Andrew Crummy was born in Craigmillar, on the outskirts of Edinburgh, and attended Portobello High School before gaining a BA Hons in Illustration and Printmaking at Duncan of Jordanstone College of Art in Dundee, and an MA in Design from Glasgow School of Art.

It all began with a drawing competition that he entered at the age of nine. The judge was the impresario Richard Demarco (See:
Scotland Magazine #89), who happened to be a great friend of Andrew’s mother Helen Crummy — the charismatic organising secretary of The Craigmillar Festival Society. Andrew was the winner of the under 12’s category and Demarco informed Helen that her son was destined for art college. “I’d wanted to study politics but that’s what started me off on art and design,” he recalls. “I applied to do politics at Strathclyde University but did not get the entry qualifications. So I ended up going to Duncan of Jordanstone the following year.” His contemporaries included the artists Calum Colvin and David Cook. Liz Lochhead, the future Scottish Makar (national poet), was Writer in Residence.

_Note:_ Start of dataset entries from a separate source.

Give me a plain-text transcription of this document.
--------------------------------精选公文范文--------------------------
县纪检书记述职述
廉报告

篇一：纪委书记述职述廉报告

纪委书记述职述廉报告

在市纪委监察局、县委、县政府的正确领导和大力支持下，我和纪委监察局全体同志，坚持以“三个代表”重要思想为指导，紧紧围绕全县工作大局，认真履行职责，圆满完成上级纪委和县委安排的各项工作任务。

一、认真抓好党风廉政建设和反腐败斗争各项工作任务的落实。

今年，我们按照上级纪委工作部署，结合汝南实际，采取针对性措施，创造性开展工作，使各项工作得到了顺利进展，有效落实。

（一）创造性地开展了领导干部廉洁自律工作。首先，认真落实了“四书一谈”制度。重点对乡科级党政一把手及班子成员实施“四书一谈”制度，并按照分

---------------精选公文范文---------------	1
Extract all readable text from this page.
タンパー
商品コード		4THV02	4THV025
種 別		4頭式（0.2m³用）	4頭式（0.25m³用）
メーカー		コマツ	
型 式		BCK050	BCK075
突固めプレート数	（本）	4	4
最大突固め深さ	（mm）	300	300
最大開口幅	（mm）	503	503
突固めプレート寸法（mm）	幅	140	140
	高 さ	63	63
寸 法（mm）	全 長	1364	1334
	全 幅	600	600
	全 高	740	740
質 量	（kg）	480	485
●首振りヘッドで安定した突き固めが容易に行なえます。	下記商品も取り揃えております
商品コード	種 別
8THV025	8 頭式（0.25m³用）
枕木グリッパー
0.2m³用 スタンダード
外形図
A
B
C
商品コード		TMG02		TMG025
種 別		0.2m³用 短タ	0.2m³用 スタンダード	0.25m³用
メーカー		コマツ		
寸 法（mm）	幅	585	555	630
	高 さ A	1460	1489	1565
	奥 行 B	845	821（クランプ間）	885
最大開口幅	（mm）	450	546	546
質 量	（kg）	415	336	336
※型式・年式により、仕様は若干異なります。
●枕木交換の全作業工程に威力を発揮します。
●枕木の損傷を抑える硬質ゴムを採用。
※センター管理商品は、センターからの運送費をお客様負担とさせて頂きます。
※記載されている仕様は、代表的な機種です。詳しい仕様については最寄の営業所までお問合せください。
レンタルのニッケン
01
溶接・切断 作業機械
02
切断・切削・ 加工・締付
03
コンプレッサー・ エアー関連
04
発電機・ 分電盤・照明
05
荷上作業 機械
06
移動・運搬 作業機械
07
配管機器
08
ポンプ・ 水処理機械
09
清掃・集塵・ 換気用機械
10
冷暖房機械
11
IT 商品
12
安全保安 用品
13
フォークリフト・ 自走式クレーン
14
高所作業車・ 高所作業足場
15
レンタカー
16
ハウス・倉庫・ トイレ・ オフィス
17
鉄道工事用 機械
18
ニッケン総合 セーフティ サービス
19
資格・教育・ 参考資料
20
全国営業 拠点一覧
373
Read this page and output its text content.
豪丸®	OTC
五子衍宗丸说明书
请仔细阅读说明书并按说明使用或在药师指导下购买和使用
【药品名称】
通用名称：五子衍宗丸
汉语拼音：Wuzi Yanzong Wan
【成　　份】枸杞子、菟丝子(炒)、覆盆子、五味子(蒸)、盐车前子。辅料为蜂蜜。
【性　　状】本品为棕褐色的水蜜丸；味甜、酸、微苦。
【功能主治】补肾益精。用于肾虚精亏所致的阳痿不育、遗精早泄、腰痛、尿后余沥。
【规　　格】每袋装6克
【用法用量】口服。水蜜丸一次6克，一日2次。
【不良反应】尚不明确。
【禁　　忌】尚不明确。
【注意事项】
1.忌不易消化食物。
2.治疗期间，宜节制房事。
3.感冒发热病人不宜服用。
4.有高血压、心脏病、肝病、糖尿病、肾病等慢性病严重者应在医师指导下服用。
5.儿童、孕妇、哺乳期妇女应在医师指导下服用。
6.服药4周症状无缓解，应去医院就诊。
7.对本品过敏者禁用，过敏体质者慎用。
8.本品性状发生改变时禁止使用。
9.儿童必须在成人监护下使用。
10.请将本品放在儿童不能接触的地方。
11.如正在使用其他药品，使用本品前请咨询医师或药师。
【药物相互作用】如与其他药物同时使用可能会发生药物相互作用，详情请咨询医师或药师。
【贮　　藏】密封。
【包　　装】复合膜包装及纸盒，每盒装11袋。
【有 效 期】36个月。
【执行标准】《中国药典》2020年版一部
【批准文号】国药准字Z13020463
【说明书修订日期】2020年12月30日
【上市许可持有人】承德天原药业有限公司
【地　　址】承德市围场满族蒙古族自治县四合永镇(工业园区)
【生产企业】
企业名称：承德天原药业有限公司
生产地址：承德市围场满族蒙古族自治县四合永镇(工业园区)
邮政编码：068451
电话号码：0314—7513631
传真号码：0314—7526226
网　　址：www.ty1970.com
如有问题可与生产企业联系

“I concentrated on illustration, but then I thought to myself ‘I need to get a job.’” His professional life therefore began in London working on popular publications such as
New Musical Express, The Observer Magazine, Timeout and Good Housekeeping. Through Fitch, the global retail and brand consultancy agency, he began to create large community artworks for high streets across the UK, notably for the Spindles Shopping Centre in Oldham. Andrew also created a 400-foot mural that encircled the base Edinburgh’s Scott Monument while it was being restored, then moved on to a 140-foot hoarding around the building of the extension to The National Museum of Scotland. After that it was mural projects around the world, coupled with attending festivals and setting up education courses. Having returned to live in Scotland in 2000, he became Convenor for The Prestonpans Murals Programme, which now consists of 50 public art works.

From his studio at Cockenzie, however, it was the East Lothian sunsets that hypnotized him, with “the flat land and sea, nothing in the way, and skies defining the landscape.” Andrew’s vibrant skyscapes reveal yet another dimension to this talented man. “Skies are difficult subjects to paint as essentially there is nothing there,” he admits. “You are looking into space, so you concentrate on the clouds and the atmosphere. The results can be surprising.” During this year’s Edinburgh Festival he was to be found at the stylish Doubtfire Gallery in Edinburgh, where his first one-man show was being held. Under the banner ‘Tapestry Man’, this exhibition comprised a series of paintings, drawings and limited-edition prints that have been influenced by the stitchers of his tapestries.

The vitality, detail and movement were there for all to see, but there was something else. Andrew Crummy is so much more than just an illustrator — not that there is anything wrong with being an illustrator. In his wider remit, he reveals all the versatility of a true genius.